Indeed, earlier this month we learned that consumer sentiment deteriorated in August, according to the popular University of Michigan poll, and this was in many ways confirmed by The Conference Board last week. Specifically, the headline consumer confidence index fell to 113.8 in August, the lowest reading since March but notably well above the 85.7 low hit in April 2020 during the heart of the lockdown and peak COVID uncertainty.

This supports our earlier argument that the August reading in the U of M survey was probably overstating consumer pessimism because if taken at face value it would imply Americans feel less optimistic now than they did during the worst parts of the pandemic last year. Nevertheless, general consumer confidence still weakened markedly in August. The Delta variant was the main driver of this latest development as the constant influx of news headlines about hospitals being inundated with new COVID patients, many of whom were fully vaccinated, along with the reinstatement of mask mandates and other restrictions in several regions of the country have likely raised doubts about just how quick the return to pre-pandemic normalcy will be. Confidence was probably also dented in August by the embarrassing U.S. withdrawal from Afghanistan and continued rise in the price for consumer goods, but the sentiment reading might have been much worse if not buoyed by stocks at record highs and a very strong labor market.

With respect to the employment situation, more than half (54.6 percent) of consumers in The Conference Board’s August survey considered job availability to be “plentiful” at the moment, and roughly a fifth of respondents expect even more jobs to be available in the months ahead. Similar proportions of consumers reported that they anticipate business conditions improving during the remainder of the year, as well as an increase in personal income.

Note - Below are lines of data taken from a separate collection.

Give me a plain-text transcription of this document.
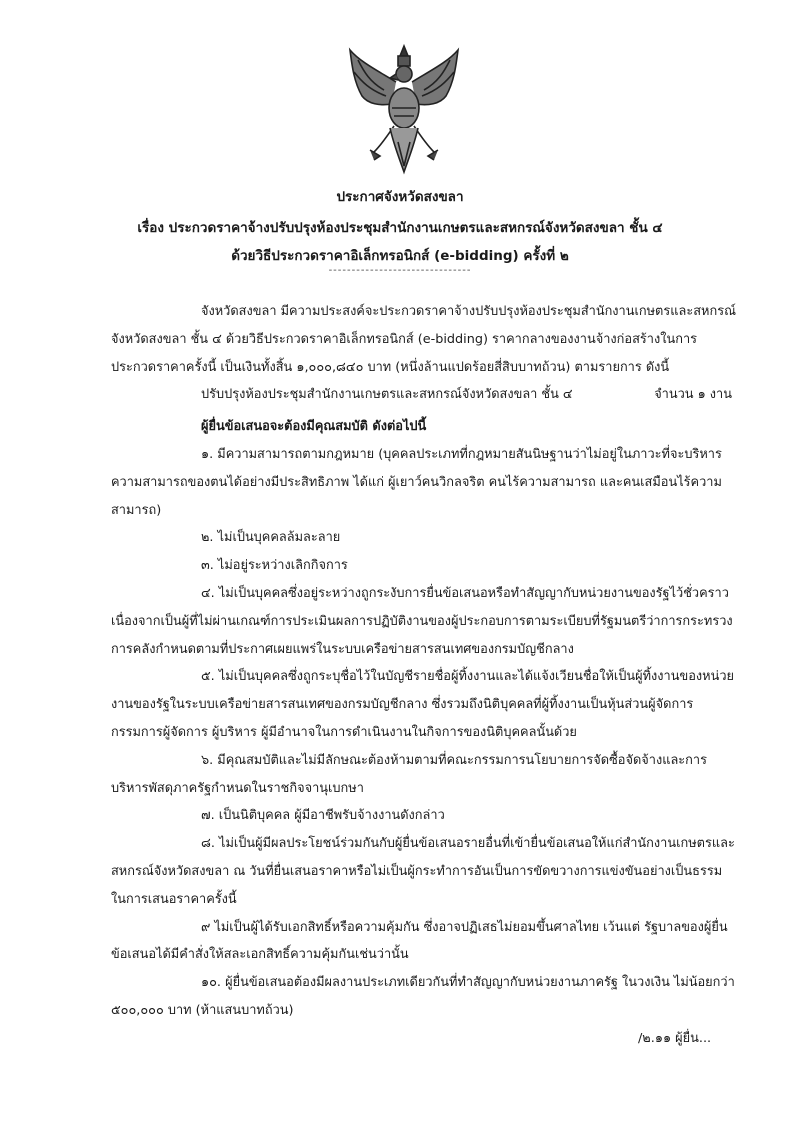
ประกาศจังหวัดสงขลา
เรื่อง ประกวดราคาจ้างปรับปรุงห้องประชุมสำนักงานเกษตรและสหกรณ์จังหวัดสงขลา ชั้น ๔
ด้วยวิธีประกวดราคาอิเล็กทรอนิกส์ (e-bidding) ครั้งที่ ๒
-------------------------------

จังหวัดสงขลา มีความประสงค์จะประกวดราคาจ้างปรับปรุงห้องประชุมสำนักงานเกษตรและสหกรณ์จังหวัดสงขลา ชั้น ๔ ด้วยวิธีประกวดราคาอิเล็กทรอนิกส์ (e-bidding) ราคากลางของงานจ้างก่อสร้างในการประกวดราคาครั้งนี้ เป็นเงินทั้งสิ้น ๑,๐๐๐,๘๔๐ บาท (หนึ่งล้านแปดร้อยสี่สิบบาทถ้วน) ตามรายการ ดังนี้

ปรับปรุงห้องประชุมสำนักงานเกษตรและสหกรณ์จังหวัดสงขลา ชั้น ๔	จำนวน ๑ งาน

ผู้ยื่นข้อเสนอจะต้องมีคุณสมบัติ ดังต่อไปนี้

๑. มีความสามารถตามกฎหมาย (บุคคลประเภทที่กฎหมายสันนิษฐานว่าไม่อยู่ในภาวะที่จะบริหารความสามารถของตนได้อย่างมีประสิทธิภาพ ได้แก่ ผู้เยาว์คนวิกลจริต คนไร้ความสามารถ และคนเสมือนไร้ความสามารถ)

๒. ไม่เป็นบุคคลล้มละลาย

๓. ไม่อยู่ระหว่างเลิกกิจการ

๔. ไม่เป็นบุคคลซึ่งอยู่ระหว่างถูกระงับการยื่นข้อเสนอหรือทำสัญญากับหน่วยงานของรัฐไว้ชั่วคราว เนื่องจากเป็นผู้ที่ไม่ผ่านเกณฑ์การประเมินผลการปฏิบัติงานของผู้ประกอบการตามระเบียบที่รัฐมนตรีว่าการกระทรวงการคลังกำหนดตามที่ประกาศเผยแพร่ในระบบเครือข่ายสารสนเทศของกรมบัญชีกลาง

๕. ไม่เป็นบุคคลซึ่งถูกระบุชื่อไว้ในบัญชีรายชื่อผู้ทิ้งงานและได้แจ้งเวียนชื่อให้เป็นผู้ทิ้งงานของหน่วยงานของรัฐในระบบเครือข่ายสารสนเทศของกรมบัญชีกลาง ซึ่งรวมถึงนิติบุคคลที่ผู้ทิ้งงานเป็นหุ้นส่วนผู้จัดการ กรรมการผู้จัดการ ผู้บริหาร ผู้มีอำนาจในการดำเนินงานในกิจการของนิติบุคคลนั้นด้วย

๖. มีคุณสมบัติและไม่มีลักษณะต้องห้ามตามที่คณะกรรมการนโยบายการจัดซื้อจัดจ้างและการบริหารพัสดุภาครัฐกำหนดในราชกิจจานุเบกษา

๗. เป็นนิติบุคคล ผู้มีอาชีพรับจ้างงานดังกล่าว

๘. ไม่เป็นผู้มีผลประโยชน์ร่วมกันกับผู้ยื่นข้อเสนอรายอื่นที่เข้ายื่นข้อเสนอให้แก่สำนักงานเกษตรและสหกรณ์จังหวัดสงขลา ณ วันที่ยื่นเสนอราคาหรือไม่เป็นผู้กระทำการอันเป็นการขัดขวางการแข่งขันอย่างเป็นธรรมในการเสนอราคาครั้งนี้

๙ ไม่เป็นผู้ได้รับเอกสิทธิ์หรือความคุ้มกัน ซึ่งอาจปฏิเสธไม่ยอมขึ้นศาลไทย เว้นแต่ รัฐบาลของผู้ยื่นข้อเสนอได้มีคำสั่งให้สละเอกสิทธิ์ความคุ้มกันเช่นว่านั้น

๑๐. ผู้ยื่นข้อเสนอต้องมีผลงานประเภทเดียวกันที่ทำสัญญากับหน่วยงานภาครัฐ ในวงเงิน ไม่น้อยกว่า ๕๐๐,๐๐๐ บาท (ห้าแสนบาทถ้วน)

/๒.๑๑ ผู้ยื่น...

Incoming labor market data continue to support consumers’ bright outlooks for employment and earnings, and this is perhaps the best reason to expect general consumer confidence to rebound in the months ahead following the weak August readings. More help will come as the pandemic-related news headlines start to improve, although it remains unknown how the various COVID variants will respond to the return of cold weather this winter. A rebound in confidence will also be needed to help sustain consumer spending over the next few months.

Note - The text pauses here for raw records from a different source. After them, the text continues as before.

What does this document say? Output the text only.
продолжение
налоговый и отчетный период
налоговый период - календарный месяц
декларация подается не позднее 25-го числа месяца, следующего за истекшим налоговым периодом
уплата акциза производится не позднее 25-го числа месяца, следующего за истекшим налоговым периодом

This is especially important because consumption was already showing signs of losing momentum ahead of the latest variant headwinds and could face additional challenges in the near term as many of the pandemic-related emergency benefits finally expire. The $300 per week Federal Pandemic Unemployment Compensation (FPUC) supplement, for instance, will disappear on September 6 in the remaining states that opted not to announce an early termination. For some perspective, total personal income in American totaled roughly $1.7 trillion in July, according to the U.S. Census Bureau. Unemployment benefits accounted for roughly 2 percent of that figure, which may seem small but is significantly larger than during normal (pre-pandemic) times when unemployment insurance typically represents less than half a percent of total income. Moreover, unemployment benefits added around $32 billion to personal income in July and this should shrink to just $3 billion following the September expiry of the federal boost.

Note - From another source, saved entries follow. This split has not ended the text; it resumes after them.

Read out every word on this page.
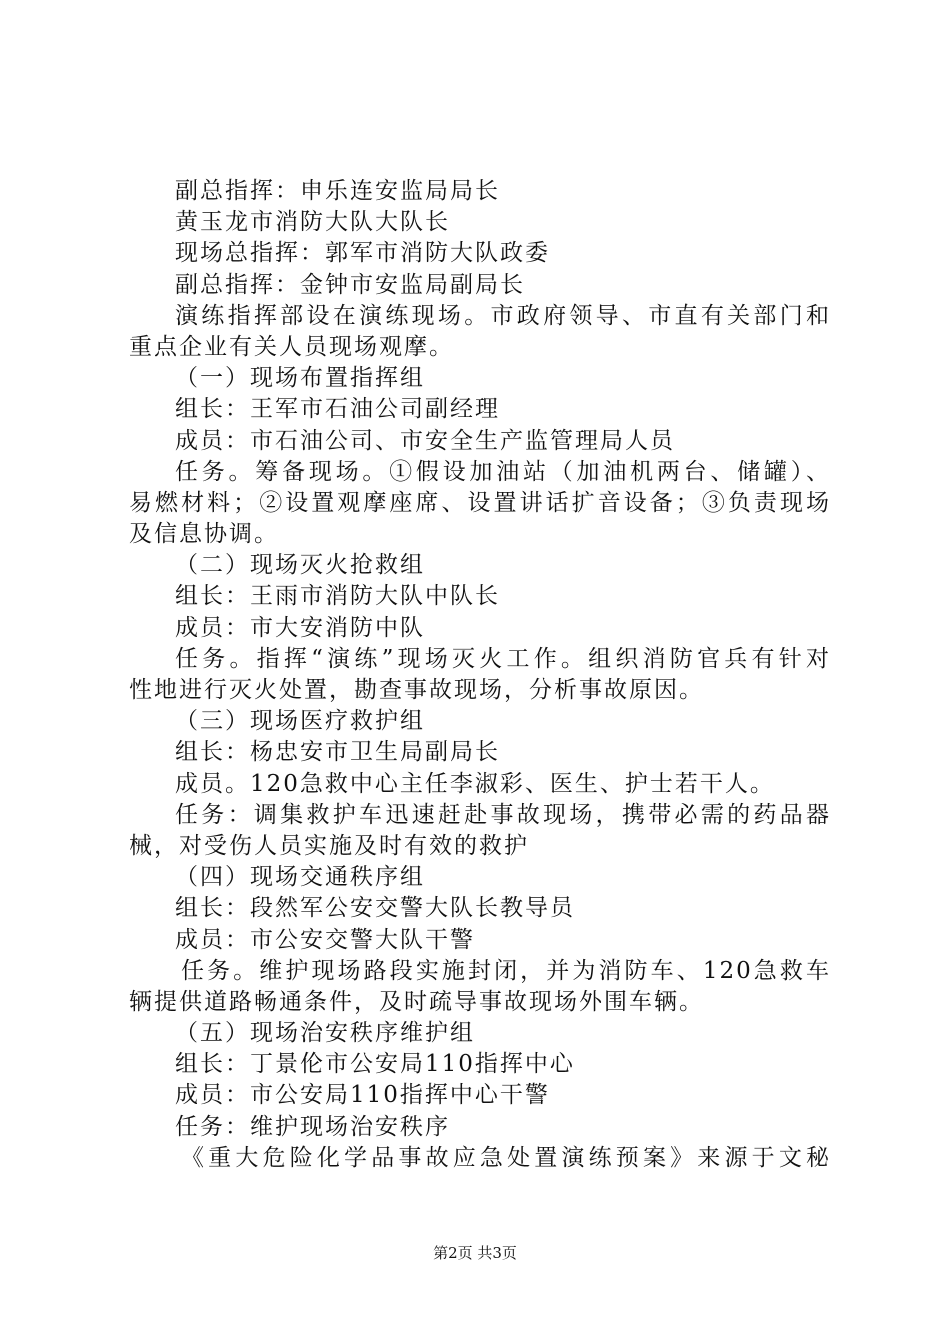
副总指挥：申乐连安监局局长
黄玉龙市消防大队大队长
现场总指挥：郭军市消防大队政委
副总指挥：金钟市安监局副局长
演练指挥部设在演练现场。市政府领导、市直有关部门和
重点企业有关人员现场观摩。
（一）现场布置指挥组
组长：王军市石油公司副经理
成员：市石油公司、市安全生产监管理局人员
任务。筹备现场。①假设加油站（加油机两台、储罐）、
易燃材料；②设置观摩座席、设置讲话扩音设备；③负责现场
及信息协调。
（二）现场灭火抢救组
组长：王雨市消防大队中队长
成员：市大安消防中队
任务。指挥“演练”现场灭火工作。组织消防官兵有针对
性地进行灭火处置，勘查事故现场，分析事故原因。
（三）现场医疗救护组
组长：杨忠安市卫生局副局长
成员。120急救中心主任李淑彩、医生、护士若干人。
任务：调集救护车迅速赶赴事故现场，携带必需的药品器
械，对受伤人员实施及时有效的救护
（四）现场交通秩序组
组长：段然军公安交警大队长教导员
成员：市公安交警大队干警
任务。维护现场路段实施封闭，并为消防车、120急救车
辆提供道路畅通条件，及时疏导事故现场外围车辆。
（五）现场治安秩序维护组
组长：丁景伦市公安局110指挥中心
成员：市公安局110指挥中心干警
任务：维护现场治安秩序
《重大危险化学品事故应急处置演练预案》来源于文秘
第2页 共3页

Will this by itself result in a collapse in consumer spending over the next few months? Of course not, but it will be yet another transitory issue adding noise to the incoming economic data. Perhaps more importantly there are offsetting factors that should lessen the blow from the enhanced benefits termination, such as the still in place Child Tax Credit, elevated personal savings, and rising wages for the Americans that are working. Put simply, if consumer spending continues to cool in the near term it is more likely to be due to sentiment than household finances.

What To Watch This Week:


  • U.S. Holiday: Labor Day (Markets Closed)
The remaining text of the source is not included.